The failure reports and investigations of all three of these disasters center
on the same things: the problems with NASA's way of doing things. They tended
to rely on "well, it worked last time" when dealing with dangerous situations,
or leaned too much toward, "schedule is king" all as a way of gambling that
someone else would be the one blamed for delaying a mission. Spaceflight is
inherently very risky, so some risk taking is inevitable, but NASA had taken
stupid risks too often. People playing Russian Roulette can say, "well, it
worked last time," but having worked doesn't change the odds of losing.

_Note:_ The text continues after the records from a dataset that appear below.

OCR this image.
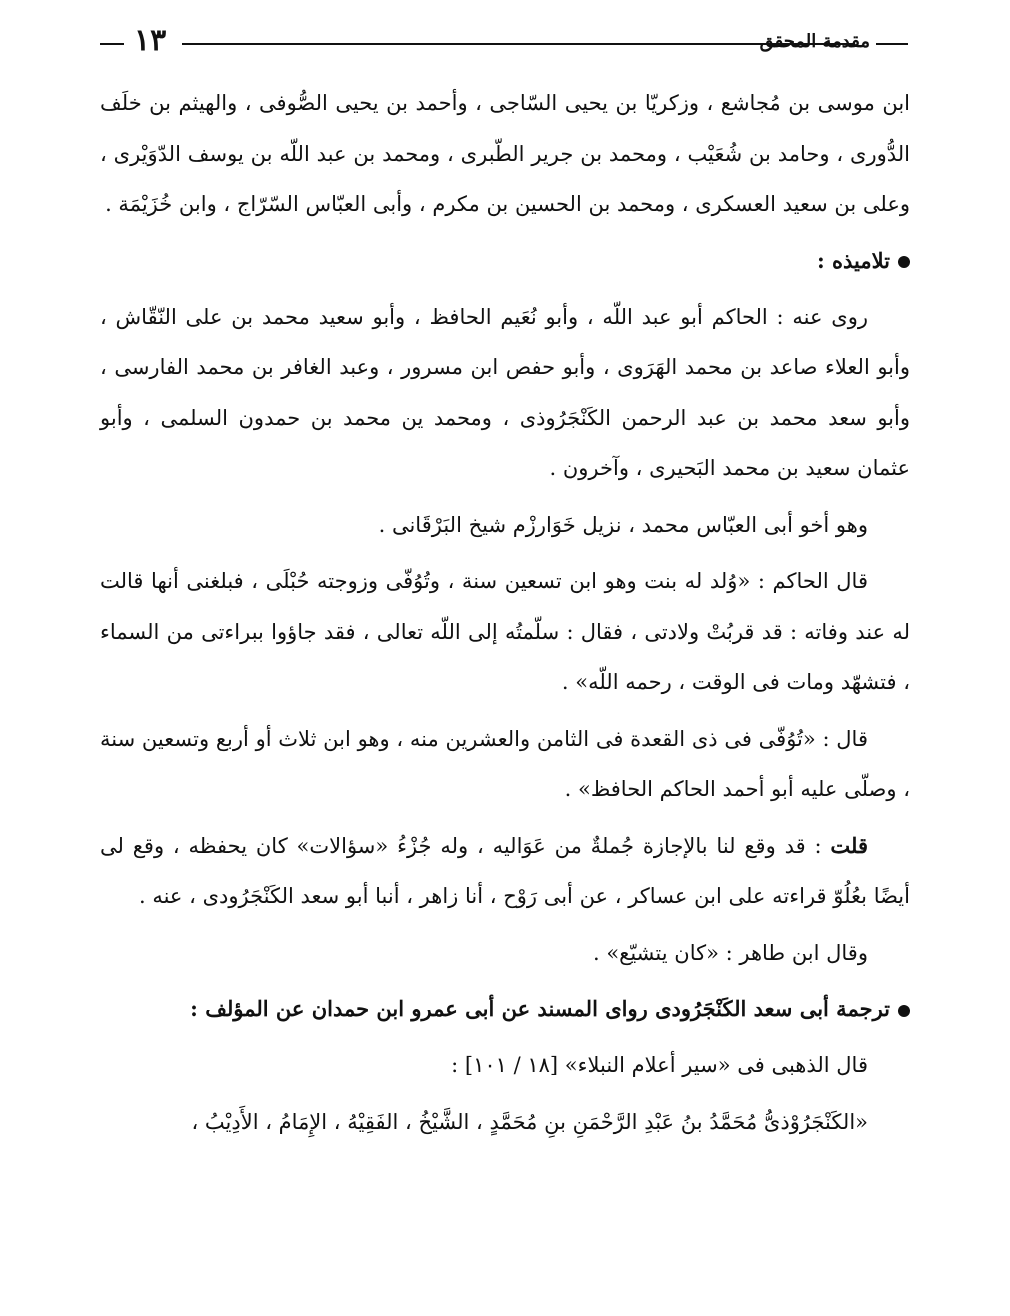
١٣	مقدمة المحقق

ابن موسى بن مُجاشع ، وزكريّا بن يحيى السّاجى ، وأحمد بن يحيى الصُّوفى ، والهيثم بن خلَف الدُّورى ، وحامد بن شُعَيْب ، ومحمد بن جرير الطّبرى ، ومحمد بن عبد اللّه بن يوسف الدّوَيْرى ، وعلى بن سعيد العسكرى ، ومحمد بن الحسين بن مكرم ، وأبى العبّاس السّرّاج ، وابن خُزَيْمَة .

تلاميذه :

روى عنه : الحاكم أبو عبد اللّه ، وأبو نُعَيم الحافظ ، وأبو سعيد محمد بن على النّقّاش ، وأبو العلاء صاعد بن محمد الهَرَوى ، وأبو حفص ابن مسرور ، وعبد الغافر بن محمد الفارسى ، وأبو سعد محمد بن عبد الرحمن الكَنْجَرُوذى ، ومحمد ين محمد بن حمدون السلمى ، وأبو عثمان سعيد بن محمد البَحيرى ، وآخرون .

وهو أخو أبى العبّاس محمد ، نزيل خَوَارزْم شيخ البَرْقَانى .

قال الحاكم : «وُلد له بنت وهو ابن تسعين سنة ، وتُوُفّى وزوجته حُبْلَى ، فبلغنى أنها قالت له عند وفاته : قد قربُتْ ولادتى ، فقال : سلّمتُه إلى اللّه تعالى ، فقد جاؤوا ببراءتى من السماء ، فتشهّد ومات فى الوقت ، رحمه اللّه» .

قال : «تُوُفّى فى ذى القعدة فى الثامن والعشرين منه ، وهو ابن ثلاث أو أربع وتسعين سنة ، وصلّى عليه أبو أحمد الحاكم الحافظ» .

قلت : قد وقع لنا بالإجازة جُملةٌ من عَوَاليه ، وله جُزْءُ «سؤالات» كان يحفظه ، وقع لى أيضًا بعُلُوّ قراءته على ابن عساكر ، عن أبى رَوْح ، أنا زاهر ، أنبا أبو سعد الكَنْجَرُودى ، عنه .

وقال ابن طاهر : «كان يتشيّع» .

ترجمة أبى سعد الكَنْجَرُودى رواى المسند عن أبى عمرو ابن حمدان عن المؤلف :

قال الذهبى فى «سير أعلام النبلاء» [١٨ / ١٠١] :

«الكَنْجَرُوْذىُّ مُحَمَّدُ بنُ عَبْدِ الرَّحْمَنِ بنِ مُحَمَّدٍ ، الشَّيْخُ ، الفَقِيْهُ ، الإِمَامُ ، الأَدِيْبُ ،
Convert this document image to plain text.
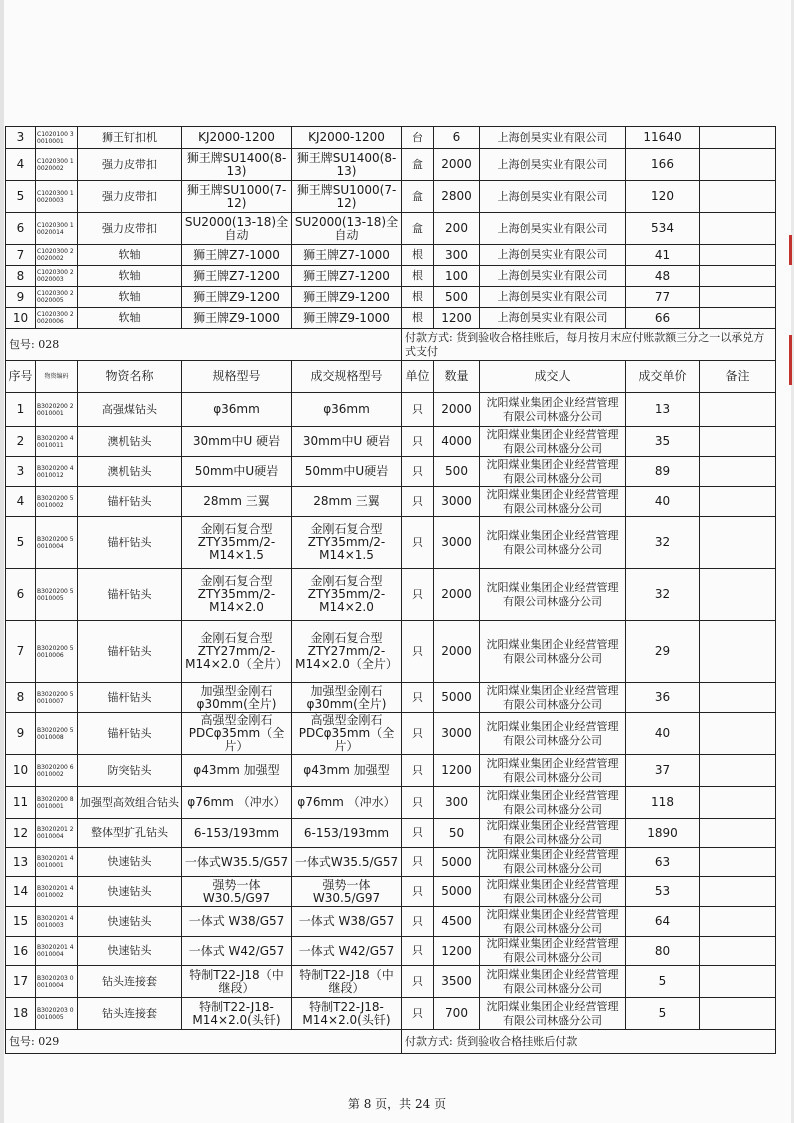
3	C1020100 30010001	狮王钉扣机	KJ2000-1200	KJ2000-1200	台	6	上海创昊实业有限公司	11640	
4	C1020300 10020002	强力皮带扣	狮王牌SU1400(8-13)	狮王牌SU1400(8-13)	盒	2000	上海创昊实业有限公司	166	
5	C1020300 10020003	强力皮带扣	狮王牌SU1000(7-12)	狮王牌SU1000(7-12)	盒	2800	上海创昊实业有限公司	120	
6	C1020300 10020014	强力皮带扣	SU2000(13-18)全自动	SU2000(13-18)全自动	盒	200	上海创昊实业有限公司	534	
7	C1020300 20020002	软轴	狮王牌Z7-1000	狮王牌Z7-1000	根	300	上海创昊实业有限公司	41	
8	C1020300 20020003	软轴	狮王牌Z7-1200	狮王牌Z7-1200	根	100	上海创昊实业有限公司	48	
9	C1020300 20020005	软轴	狮王牌Z9-1200	狮王牌Z9-1200	根	500	上海创昊实业有限公司	77	
10	C1020300 20020006	软轴	狮王牌Z9-1000	狮王牌Z9-1000	根	1200	上海创昊实业有限公司	66	
包号: 028					付款方式: 货到验收合格挂账后，每月按月末应付账款额三分之一以承兑方式支付				
序号	物资编码	物资名称	规格型号	成交规格型号	单位	数量	成交人	成交单价	备注
1	B3020200 20010001	高强煤钻头	φ36mm	φ36mm	只	2000	沈阳煤业集团企业经营管理有限公司林盛分公司	13	
2	B3020200 40010011	澳机钻头	30mm中U 硬岩	30mm中U 硬岩	只	4000	沈阳煤业集团企业经营管理有限公司林盛分公司	35	
3	B3020200 40010012	澳机钻头	50mm中U硬岩	50mm中U硬岩	只	500	沈阳煤业集团企业经营管理有限公司林盛分公司	89	
4	B3020200 50010002	锚杆钻头	28mm 三翼	28mm 三翼	只	3000	沈阳煤业集团企业经营管理有限公司林盛分公司	40	
5	B3020200 50010004	锚杆钻头	金刚石复合型ZTY35mm/2-M14×1.5	金刚石复合型ZTY35mm/2-M14×1.5	只	3000	沈阳煤业集团企业经营管理有限公司林盛分公司	32	
6	B3020200 50010005	锚杆钻头	金刚石复合型ZTY35mm/2-M14×2.0	金刚石复合型ZTY35mm/2-M14×2.0	只	2000	沈阳煤业集团企业经营管理有限公司林盛分公司	32	
7	B3020200 50010006	锚杆钻头	金刚石复合型ZTY27mm/2-M14×2.0（全片）	金刚石复合型ZTY27mm/2-M14×2.0（全片）	只	2000	沈阳煤业集团企业经营管理有限公司林盛分公司	29	
8	B3020200 50010007	锚杆钻头	加强型金刚石φ30mm(全片)	加强型金刚石φ30mm(全片)	只	5000	沈阳煤业集团企业经营管理有限公司林盛分公司	36	
9	B3020200 50010008	锚杆钻头	高强型金刚石PDCφ35mm（全片）	高强型金刚石PDCφ35mm（全片）	只	3000	沈阳煤业集团企业经营管理有限公司林盛分公司	40	
10	B3020200 60010002	防突钻头	φ43mm 加强型	φ43mm 加强型	只	1200	沈阳煤业集团企业经营管理有限公司林盛分公司	37	
11	B3020200 80010001	加强型高效组合钻头	φ76mm （冲水）	φ76mm （冲水）	只	300	沈阳煤业集团企业经营管理有限公司林盛分公司	118	
12	B3020201 20010004	整体型扩孔钻头	6-153/193mm	6-153/193mm	只	50	沈阳煤业集团企业经营管理有限公司林盛分公司	1890	
13	B3020201 40010001	快速钻头	一体式W35.5/G57	一体式W35.5/G57	只	5000	沈阳煤业集团企业经营管理有限公司林盛分公司	63	
14	B3020201 40010002	快速钻头	强势一体W30.5/G97	强势一体W30.5/G97	只	5000	沈阳煤业集团企业经营管理有限公司林盛分公司	53	
15	B3020201 40010003	快速钻头	一体式 W38/G57	一体式 W38/G57	只	4500	沈阳煤业集团企业经营管理有限公司林盛分公司	64	
16	B3020201 40010004	快速钻头	一体式 W42/G57	一体式 W42/G57	只	1200	沈阳煤业集团企业经营管理有限公司林盛分公司	80	
17	B3020203 00010004	钻头连接套	特制T22-J18（中继段）	特制T22-J18（中继段）	只	3500	沈阳煤业集团企业经营管理有限公司林盛分公司	5	
18	B3020203 00010005	钻头连接套	特制T22-J18-M14×2.0(头钎)	特制T22-J18-M14×2.0(头钎)	只	700	沈阳煤业集团企业经营管理有限公司林盛分公司	5	
包号: 029					付款方式: 货到验收合格挂账后付款				
第 8 页，共 24 页
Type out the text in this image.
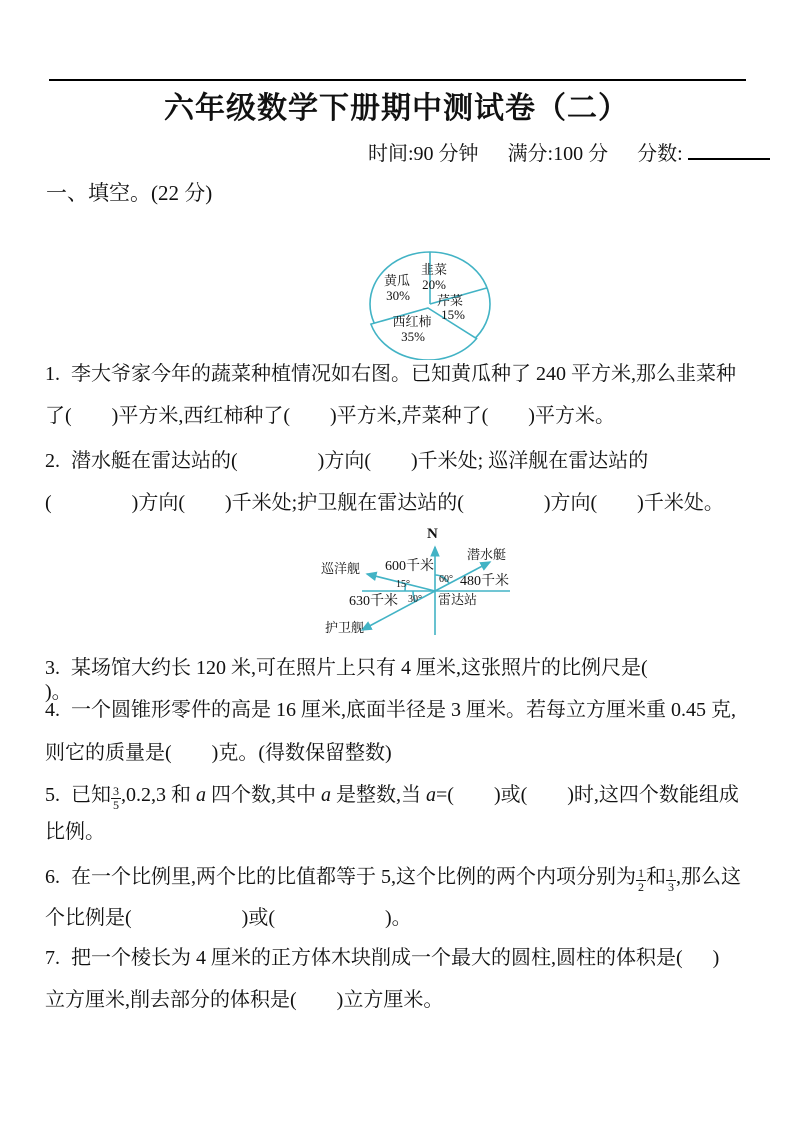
六年级数学下册期中测试卷（二）
时间:90 分钟 满分:100 分 分数:
一、填空。(22 分)
韭菜
20%
芹菜
15%
西红柿
35%
黄瓜
30%
1. 李大爷家今年的蔬菜种植情况如右图。已知黄瓜种了 240 平方米,那么韭菜种
了(        )平方米,西红柿种了(        )平方米,芹菜种了(        )平方米。
2. 潜水艇在雷达站的(                )方向(        )千米处; 巡洋舰在雷达站的
(                )方向(        )千米处;护卫舰在雷达站的(                )方向(        )千米处。
N
潜水艇
480千米
60°
巡洋舰 600千米
15°
30°
630千米	雷达站
护卫舰
3. 某场馆大约长 120 米,可在照片上只有 4 厘米,这张照片的比例尺是(                )。
4. 一个圆锥形零件的高是 16 厘米,底面半径是 3 厘米。若每立方厘米重 0.45 克,
则它的质量是(        )克。(得数保留整数)
5. 已知 $\frac{3}{5} ,0.2,3$ 和 a 四个数,其中 a 是整数,当 a=(        )或(        )时,这四个数能组成
比例。
6. 在一个比例里,两个比的比值都等于 5,这个比例的两个内项分别为 $\frac{1}{2}$ 和 $\frac{1}{3}$ ,那么这
个比例是(                      )或(                      )。
7. 把一个棱长为 4 厘米的正方体木块削成一个最大的圆柱,圆柱的体积是(      )
立方厘米,削去部分的体积是(        )立方厘米。
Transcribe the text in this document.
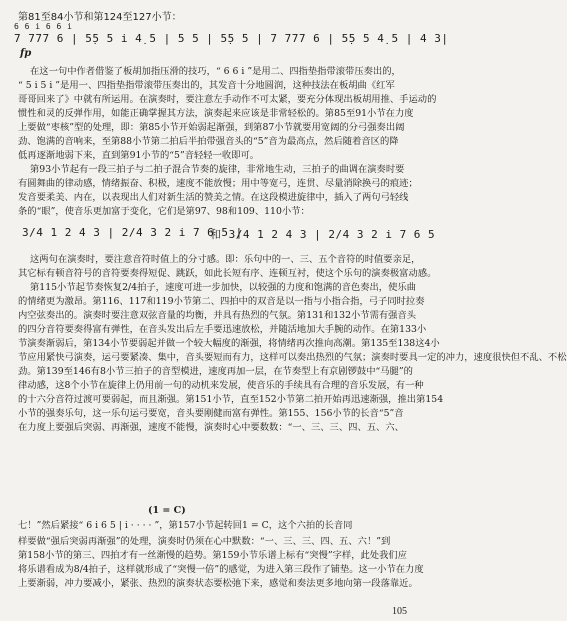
第81至84小节和第124至127小节：
6 6 i 6 6 i
7 777 6 | 5̣5 5 i 4̣ 5 | 5 5 | 5̣5 5 | 7 777 6 | 5̣5 5 4̣ 5 | 4 3|
fp
在这一句中作者借鉴了板胡加指压滑的技巧，“ 6 6 i ”是用二、四指垫指带滚带压奏出的，
“ 5 i 5 i ”是用一、四指垫指带滚带压奏出的，其发音十分地圆润，这种技法在板胡曲《红军
哥哥回来了》中就有所运用。在演奏时，要注意左手动作不可太紧，要充分体现出板胡用推、手运动的
惯性和灵的反弹作用，如能正确掌握其方法，演奏起来应该是非常轻松的。第85至91小节在力度
上要做“枣核”型的处理，即：第85小节开始弱起渐强，到第87小节就要用宽阔的分弓强奏出阔
劲、饱满的音响来，至第88小节第二拍后半拍带强音头的“5”音为最高点，然后随着音区的降
低再逐渐地弱下来，直到第91小节的“5”音轻轻一收即可。
第93小节起有一段三拍子与二拍子混合节奏的旋律，非常地生动，三拍子的曲调在演奏时要
有圆舞曲的律动感，情绪振奋、积极，速度不能放慢；用中等宽弓，连贯、尽量消除换弓的痕迹；
发音要柔美、内在，以表现出人们对新生活的赞美之情。在这段模进旋律中，插入了两句弓轻线
条的“眼”，使音乐更加富于变化，它们是第97、98和109、110小节：
3/4 1 2 4 3 | 2/4 3 2 i 7 6 5 |
和 3/4 1 2 4 3 | 2/4 3 2 i 7 6 5
这两句在演奏时，要注意音符时值上的分寸感。即：乐句中的一、三、五个音符的时值要亲足，
其它标有顿音符号的音符要奏得短促、跳跃，如此长短有序、连顿互衬，使这个乐句的演奏极富动感。
第115小节起节奏恢复2/4拍子，速度可进一步加快，以较强的力度和饱满的音色奏出，使乐曲
的情绪更为激昂。第116、117和119小节第二、四拍中的双音是以一指与小指合指，弓子同时拉奏
内空弦奏出的。演奏时要注意双弦音量的均衡，并具有热烈的气氛。第131和132小节需有强音头
的四分音符要奏得富有弹性，在音头发出后左手要迅速放松，并随活地加大手腕的动作。在第133小
节演奏渐弱后，第134小节要弱起并做一个较大幅度的渐强，将情绪再次推向高潮。第135至138这4小
节应用紧快弓演奏，运弓要紧凑、集中，音头要短而有力，这样可以奏出热烈的气氛；演奏时要具一定的冲力，速度很快但不乱、不松
劲。第139至146有8小节三拍子的音型模进，速度再加一层，在节奏型上有京剧锣鼓中“马腿”的
律动感，这8个小节在旋律上仍用前一句的动机来发展，使音乐的手续具有合理的音乐发展，有一种
的十六分音符过渡可要弱起，而且渐强。第151小节，直至152小节第二拍开始再迅速渐强，推出第154
小节的强奏乐句，这一乐句运弓要宽，音头要刚健而富有弹性。第155、156小节的长音“5”音
在力度上要强后突弱、再渐强，速度不能慢，演奏时心中要数数：“一、三、三、四、五、六、
(1 = C)
七！”然后紧接“ 6 i 6 5 | i · · · · ”，第157小节起转回1 = C，这个六拍的长音同
样要做“强后突弱再渐强”的处理，演奏时仍须在心中默数：“一、三、三、四、五、六！”到
第158小节的第三、四拍才有一丝渐慢的趋势。第159小节乐谱上标有“突慢”字样，此处我们应
将乐谱看成为8/4拍子，这样就形成了“突慢一倍”的感觉，为进入第三段作了铺垫。这一小节在力度
上要渐弱，冲力要减小，紧张、热烈的演奏状态要松弛下来，感觉和奏法更多地向第一段落靠近。
105
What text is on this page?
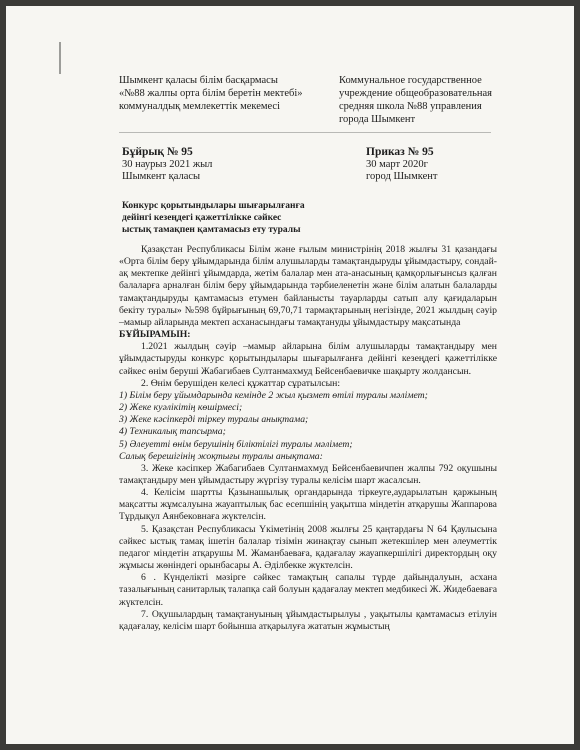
Шымкент қаласы білім басқармасы
«№88 жалпы орта білім беретін мектебі»
коммуналдық мемлекеттік мекемесі
Коммунальное государственное
учреждение общеобразовательная
средняя школа №88 управления
города Шымкент
Бұйрық № 95
30 наурыз 2021 жыл
Шымкент қаласы
Приказ № 95
30 март 2020г
город Шымкент
Конкурс қорытындылары шығарылғанға
дейінгі кезеңдегі қажеттілікке сәйкес
ыстық тамақпен қамтамасыз ету туралы

Қазақстан Республикасы Білім және ғылым министрінің 2018 жылғы 31 қазандағы «Орта білім беру ұйымдарында білім алушыларды тамақтандыруды ұйымдастыру, сондай-ақ мектепке дейінгі ұйымдарда, жетім балалар мен ата-анасының қамқорлығынсыз қалған балаларға арналған білім беру ұйымдарында тәрбиеленетін және білім алатын балаларды тамақтандыруды қамтамасыз етумен байланысты тауарларды сатып алу қағидаларын бекіту туралы» №598 бұйрығының 69,70,71 тармақтарының негізінде, 2021 жылдың сәуір –мамыр айларында мектеп асханасындағы тамақтануды ұйымдастыру мақсатында

БҰЙЫРАМЫН:

1.2021 жылдың сәуір –мамыр айларына білім алушыларды тамақтандыру мен ұйымдастыруды конкурс қорытындылары шығарылғанға дейінгі кезеңдегі қажеттілікке сәйкес өнім беруші Жабагибаев Султанмахмуд Бейсенбаевичке шақырту жолдансын.

2. Өнім берушіден келесі құжаттар сұратылсын:

1) Білім беру ұйымдарында кемінде 2 жыл қызмет өтілі туралы мәлімет;

2) Жеке куәлікітің көшірмесі;

3) Жеке кәсіпкерді тіркеу туралы анықтама;

4) Техникалық тапсырма;

5) Әлеуетті өнім берушінің біліктілігі туралы мәлімет;

Салық берешігінің жоқтығы туралы анықтама:

3. Жеке кәсіпкер Жабагибаев Султанмахмуд Бейсенбаевичпен жалпы 792 оқушыны тамақтандыру мен ұйымдастыру жүргізу туралы келісім шарт жасалсын.

4. Келісім шартты Қазынашылық органдарында тіркеуге,аударылатын қаржының мақсатты жұмсалуына жауаптылық бас есепшінің уақытша міндетін атқарушы Жаппарова Тұрдықул Аянбековнаға жүктелсін.

5. Қазақстан Республикасы Үкіметінің 2008 жылғы 25 қаңтардағы N 64 Қаулысына сәйкес ыстық тамақ ішетін балалар тізімін жинақтау сынып жетекшілер мен әлеуметтік педагог міндетін атқарушы М. Жаманбаеваға, қадағалау жауапкершілігі директордың оқу жұмысы жөніндегі орынбасары А. Әділбекке жүктелсін.

6 . Күнделікті мәзірге сәйкес тамақтың сапалы түрде дайындалуын, асхана тазалығының санитарлық талапқа сай болуын қадағалау мектеп медбикесі Ж. Жидебаеваға жүктелсін.

7. Оқушылардың тамақтануының ұйымдастырылуы , уақытылы қамтамасыз етілуін қадағалау, келісім шарт бойынша атқарылуға жататын жұмыстың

Last year was the first time I linked to a post on Casey Handmer's blog on
this topic, but not the exact incidents, but the management problems that get
us to the point where such accidents happen. The post is about
Dittemore's law and you might recognize the name.
Ron Dittemore is the
retired former Space Shuttle program manager who was ultimately responsible
for the series of decisions that resulted in the Columbia disaster, which
killed seven of the lost 25 astronauts. Here's Handmer's money
quote:
Dittemore’s Law states that “A team composed of sufficiently competent,
motivated, well-resourced individuals will tend to produce a
collective outcome that is diametrically opposed to the intended,
individually desired outcome.”
In physics terms, it’s something like diamagnetism.
Casey Handmer's Dittemore's Law post is definitely worth a read.